5 Things To Know About Balenciaga’s Virtual Reality AW21 Show

Inspired by the video game Gvasalia created as part of the show, the looks in the collection represented the players featured in the game, which in turn referenced classic video game archetypes. The knight in shining armour materialised, quite literally, in shining armour; a nod, no doubt, to Nicolas Ghesquière’s spring/summer 2007 robot collection for Balenciaga, but reinterpreted in medieval chevalier form in beautiful pieces forged by bona fide armour-makers in France. The valiant astronaut made an appearance, too, mixing with the likes of face-painted goths and post-apocalyptic characters in ragged knitwear, ripped and patched-up denim, tattered cocktail dresses, and massive threaded coats that looked like gutted teddy bears. “Fashion in its essence is a sort of armour today. It completes our personal identities and shows us in the way we want to be visually perceived by the world around us. So, in a way, the way we dress does play a role in our self-protection. This is a metaphor, but in reality, the armour in this collection was made to connect the long-forgotten past to the much-awaited future,” Gvasalia said. “We used the exact craftsmanship used in the Middle Ages to make the armour.
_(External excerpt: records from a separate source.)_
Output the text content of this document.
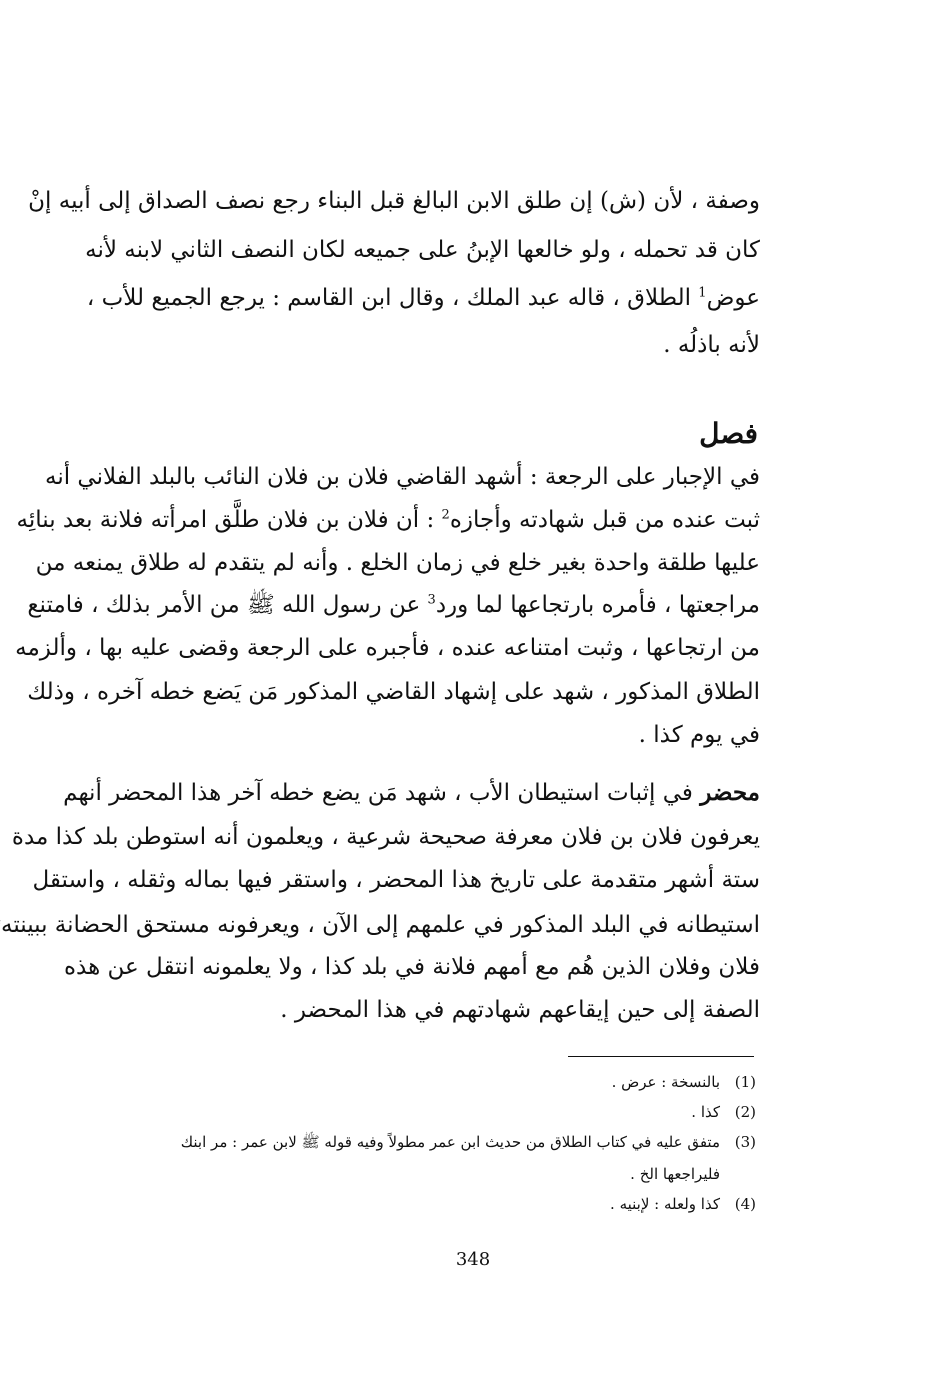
وصفة ، لأن (ش) إن طلق الابن البالغ قبل البناء رجع نصف الصداق إلى أبيه إنْ
كان قد تحمله ، ولو خالعها الإبنُ على جميعه لكان النصف الثاني لابنه لأنه
عوض$^1$ الطلاق ، قاله عبد الملك ، وقال ابن القاسم : يرجع الجميع للأب ،
لأنه باذلُه .
فصل
في الإجبار على الرجعة : أشهد القاضي فلان بن فلان النائب بالبلد الفلاني أنه
ثبت عنده من قبل شهادته وأجازه$^2$ : أن فلان بن فلان طلَّق امرأته فلانة بعد بنائِه
عليها طلقة واحدة بغير خلع في زمان الخلع . وأنه لم يتقدم له طلاق يمنعه من
مراجعتها ، فأمره بارتجاعها لما ورد$^3$ عن رسول الله ﷺ من الأمر بذلك ، فامتنع
من ارتجاعها ، وثبت امتناعه عنده ، فأجبره على الرجعة وقضى عليه بها ، وألزمه
الطلاق المذكور ، شهد على إشهاد القاضي المذكور مَن يَضع خطه آخره ، وذلك
في يوم كذا .
محضر في إثبات استيطان الأب ، شهد مَن يضع خطه آخر هذا المحضر أنهم
يعرفون فلان بن فلان معرفة صحيحة شرعية ، ويعلمون أنه استوطن بلد كذا مدة
ستة أشهر متقدمة على تاريخ هذا المحضر ، واستقر فيها بماله وثقله ، واستقل
استيطانه في البلد المذكور في علمهم إلى الآن ، ويعرفونه مستحق الحضانة ببينته
فلان وفلان الذين هُم مع أمهم فلانة في بلد كذا ، ولا يعلمونه انتقل عن هذه
الصفة إلى حين إيقاعهم شهادتهم في هذا المحضر .
(1)بالنسخة : عرض .
(2)كذا .
(3)متفق عليه في كتاب الطلاق من حديث ابن عمر مطولاً وفيه قوله ﷺ لابن عمر : مر ابنك
فليراجعها الخ .
(4)كذا ولعله : لإبنيه .
348
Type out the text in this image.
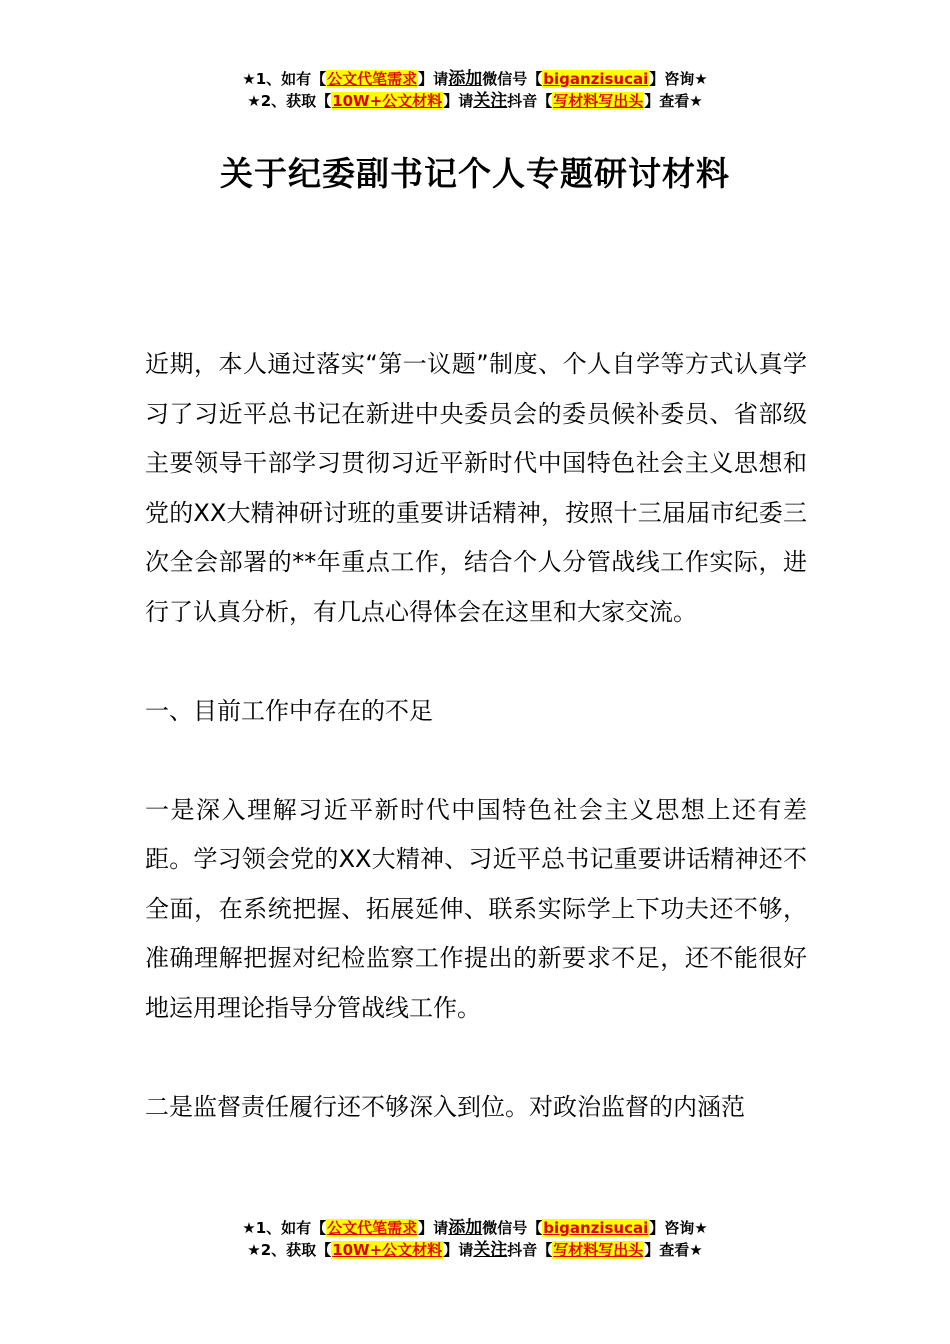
★1、如有【公文代笔需求】请添加微信号【biganzisucai】咨询★
★2、获取【10W+公文材料】请关注抖音【写材料写出头】查看★
关于纪委副书记个人专题研讨材料

近期，本人通过落实“第一议题”制度、个人自学等方式认真学习了习近平总书记在新进中央委员会的委员候补委员、省部级主要领导干部学习贯彻习近平新时代中国特色社会主义思想和党的XX大精神研讨班的重要讲话精神，按照十三届届市纪委三次全会部署的**年重点工作，结合个人分管战线工作实际，进行了认真分析，有几点心得体会在这里和大家交流。

一、目前工作中存在的不足

一是深入理解习近平新时代中国特色社会主义思想上还有差距。学习领会党的XX大精神、习近平总书记重要讲话精神还不全面，在系统把握、拓展延伸、联系实际学上下功夫还不够，准确理解把握对纪检监察工作提出的新要求不足，还不能很好地运用理论指导分管战线工作。

二是监督责任履行还不够深入到位。对政治监督的内涵范

★1、如有【公文代笔需求】请添加微信号【biganzisucai】咨询★
★2、获取【10W+公文材料】请关注抖音【写材料写出头】查看★
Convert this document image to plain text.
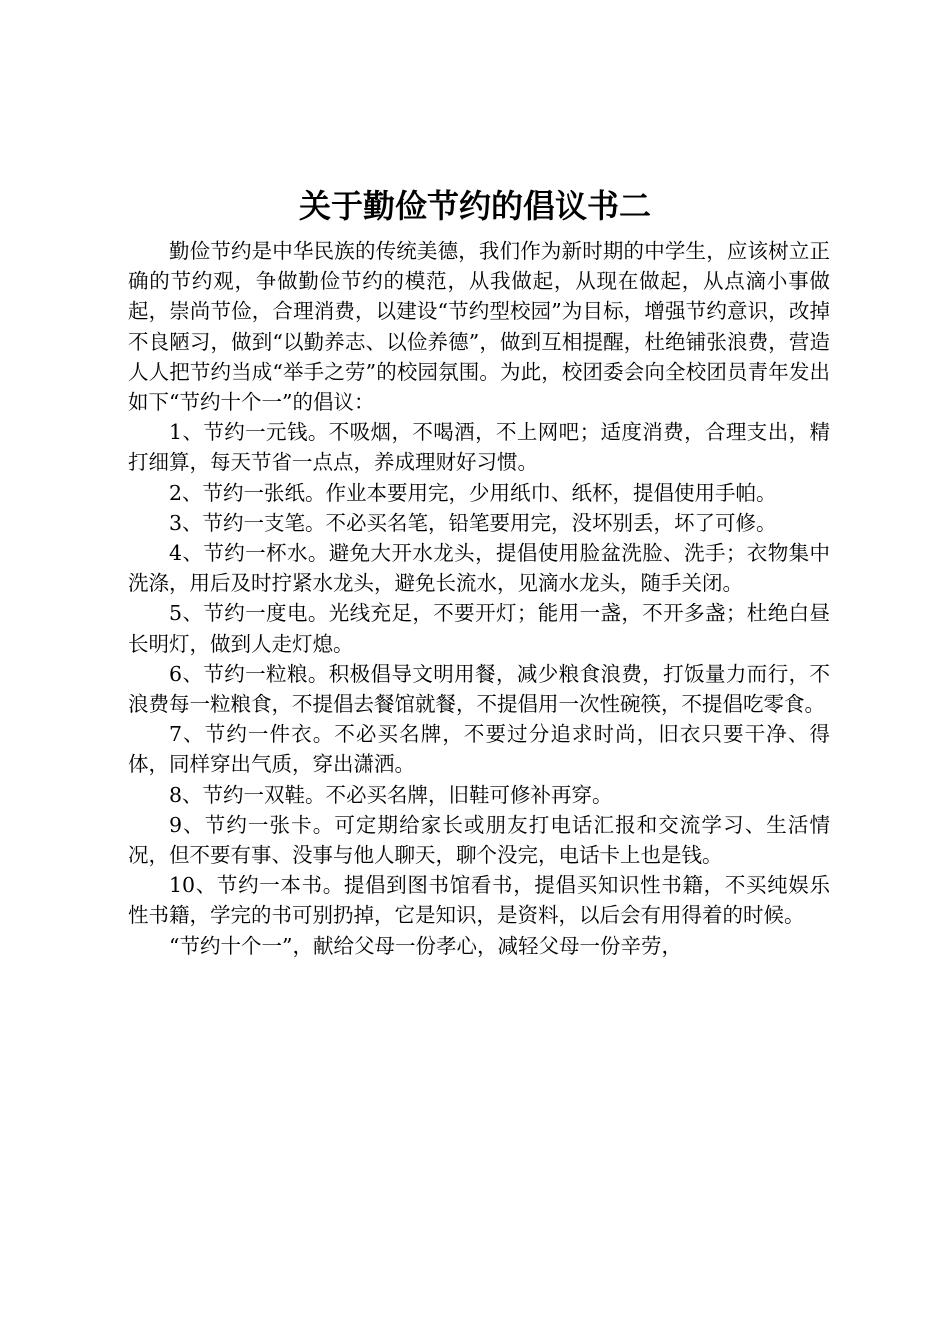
关于勤俭节约的倡议书二

勤俭节约是中华民族的传统美德，我们作为新时期的中学生，应该树立正确的节约观，争做勤俭节约的模范，从我做起，从现在做起，从点滴小事做起，崇尚节俭，合理消费，以建设“节约型校园”为目标，增强节约意识，改掉不良陋习，做到“以勤养志、以俭养德”，做到互相提醒，杜绝铺张浪费，营造人人把节约当成“举手之劳”的校园氛围。为此，校团委会向全校团员青年发出如下“节约十个一”的倡议：

1、节约一元钱。不吸烟，不喝酒，不上网吧；适度消费，合理支出，精打细算，每天节省一点点，养成理财好习惯。

2、节约一张纸。作业本要用完，少用纸巾、纸杯，提倡使用手帕。

3、节约一支笔。不必买名笔，铅笔要用完，没坏别丢，坏了可修。

4、节约一杯水。避免大开水龙头，提倡使用脸盆洗脸、洗手；衣物集中洗涤，用后及时拧紧水龙头，避免长流水，见滴水龙头，随手关闭。

5、节约一度电。光线充足，不要开灯；能用一盏，不开多盏；杜绝白昼长明灯，做到人走灯熄。

6、节约一粒粮。积极倡导文明用餐，减少粮食浪费，打饭量力而行，不浪费每一粒粮食，不提倡去餐馆就餐，不提倡用一次性碗筷，不提倡吃零食。

7、节约一件衣。不必买名牌，不要过分追求时尚，旧衣只要干净、得体，同样穿出气质，穿出潇洒。

8、节约一双鞋。不必买名牌，旧鞋可修补再穿。

9、节约一张卡。可定期给家长或朋友打电话汇报和交流学习、生活情况，但不要有事、没事与他人聊天，聊个没完，电话卡上也是钱。

10、节约一本书。提倡到图书馆看书，提倡买知识性书籍，不买纯娱乐性书籍，学完的书可别扔掉，它是知识，是资料，以后会有用得着的时候。

“节约十个一”，献给父母一份孝心，减轻父母一份辛劳，
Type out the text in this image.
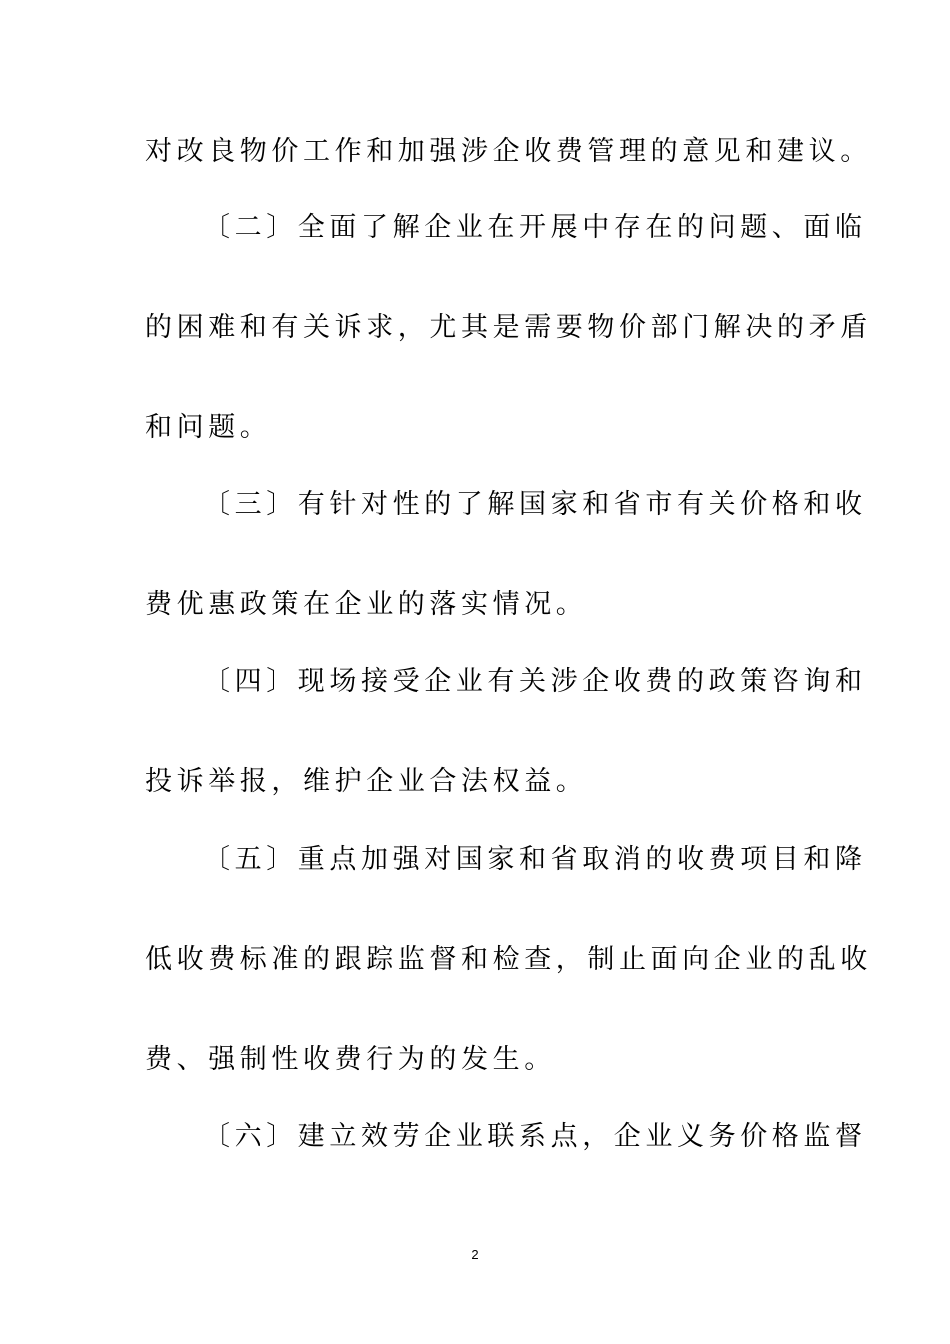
对改良物价工作和加强涉企收费管理的意见和建议。
〔二〕全面了解企业在开展中存在的问题、面临
的困难和有关诉求，尤其是需要物价部门解决的矛盾
和问题。
〔三〕有针对性的了解国家和省市有关价格和收
费优惠政策在企业的落实情况。
〔四〕现场接受企业有关涉企收费的政策咨询和
投诉举报，维护企业合法权益。
〔五〕重点加强对国家和省取消的收费项目和降
低收费标准的跟踪监督和检查，制止面向企业的乱收
费、强制性收费行为的发生。
〔六〕建立效劳企业联系点，企业义务价格监督
2
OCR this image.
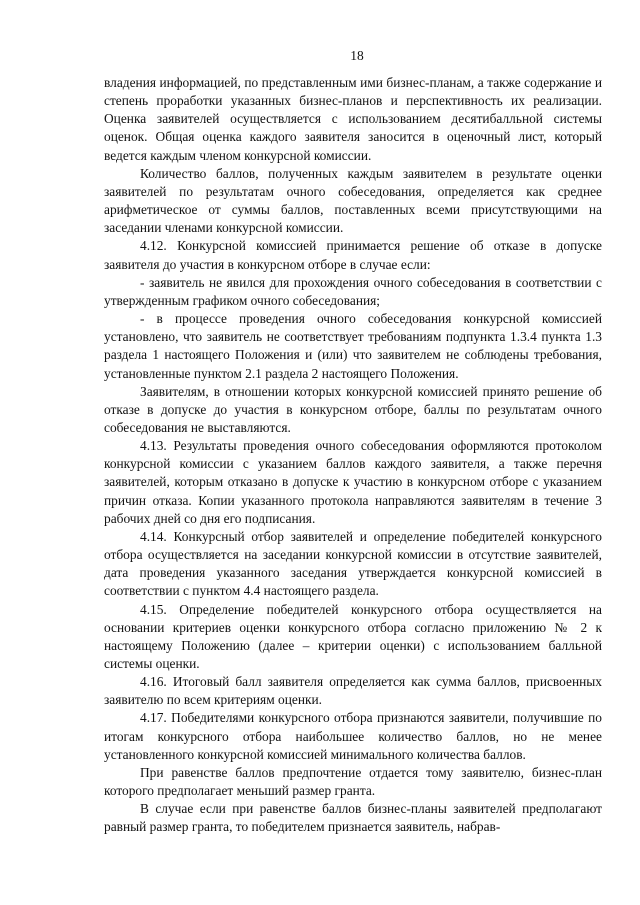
18

владения информацией, по представленным ими бизнес-планам, а также содержание и степень проработки указанных бизнес-планов и перспективность их реализации. Оценка заявителей осуществляется с использованием десятибалльной системы оценок. Общая оценка каждого заявителя заносится в оценочный лист, который ведется каждым членом конкурсной комиссии.

Количество баллов, полученных каждым заявителем в результате оценки заявителей по результатам очного собеседования, определяется как среднее арифметическое от суммы баллов, поставленных всеми присутствующими на заседании членами конкурсной комиссии.

4.12. Конкурсной комиссией принимается решение об отказе в допуске заявителя до участия в конкурсном отборе в случае если:

- заявитель не явился для прохождения очного собеседования в соответствии с утвержденным графиком очного собеседования;

- в процессе проведения очного собеседования конкурсной комиссией установлено, что заявитель не соответствует требованиям подпункта 1.3.4 пункта 1.3 раздела 1 настоящего Положения и (или) что заявителем не соблюдены требования, установленные пунктом 2.1 раздела 2 настоящего Положения.

Заявителям, в отношении которых конкурсной комиссией принято решение об отказе в допуске до участия в конкурсном отборе, баллы по результатам очного собеседования не выставляются.

4.13. Результаты проведения очного собеседования оформляются протоколом конкурсной комиссии с указанием баллов каждого заявителя, а также перечня заявителей, которым отказано в допуске к участию в конкурсном отборе с указанием причин отказа. Копии указанного протокола направляются заявителям в течение 3 рабочих дней со дня его подписания.

4.14. Конкурсный отбор заявителей и определение победителей конкурсного отбора осуществляется на заседании конкурсной комиссии в отсутствие заявителей, дата проведения указанного заседания утверждается конкурсной комиссией в соответствии с пунктом 4.4 настоящего раздела.

4.15. Определение победителей конкурсного отбора осуществляется на основании критериев оценки конкурсного отбора согласно приложению № 2 к настоящему Положению (далее – критерии оценки) с использованием балльной системы оценки.

4.16. Итоговый балл заявителя определяется как сумма баллов, присвоенных заявителю по всем критериям оценки.

4.17. Победителями конкурсного отбора признаются заявители, получившие по итогам конкурсного отбора наибольшее количество баллов, но не менее установленного конкурсной комиссией минимального количества баллов.

При равенстве баллов предпочтение отдается тому заявителю, бизнес-план которого предполагает меньший размер гранта.

В случае если при равенстве баллов бизнес-планы заявителей предполагают равный размер гранта, то победителем признается заявитель, набрав-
It can be seen as a sort of a military sportswear of the time, which protected the warriors but also made their movements possible in battle. The articulation of that medieval armour, however, is exactly the same as that of a futuristic robot or android, because the human body is still the same all those centuries later. And my job as a dressmaker is to explore that relation between the human body and what it wears.”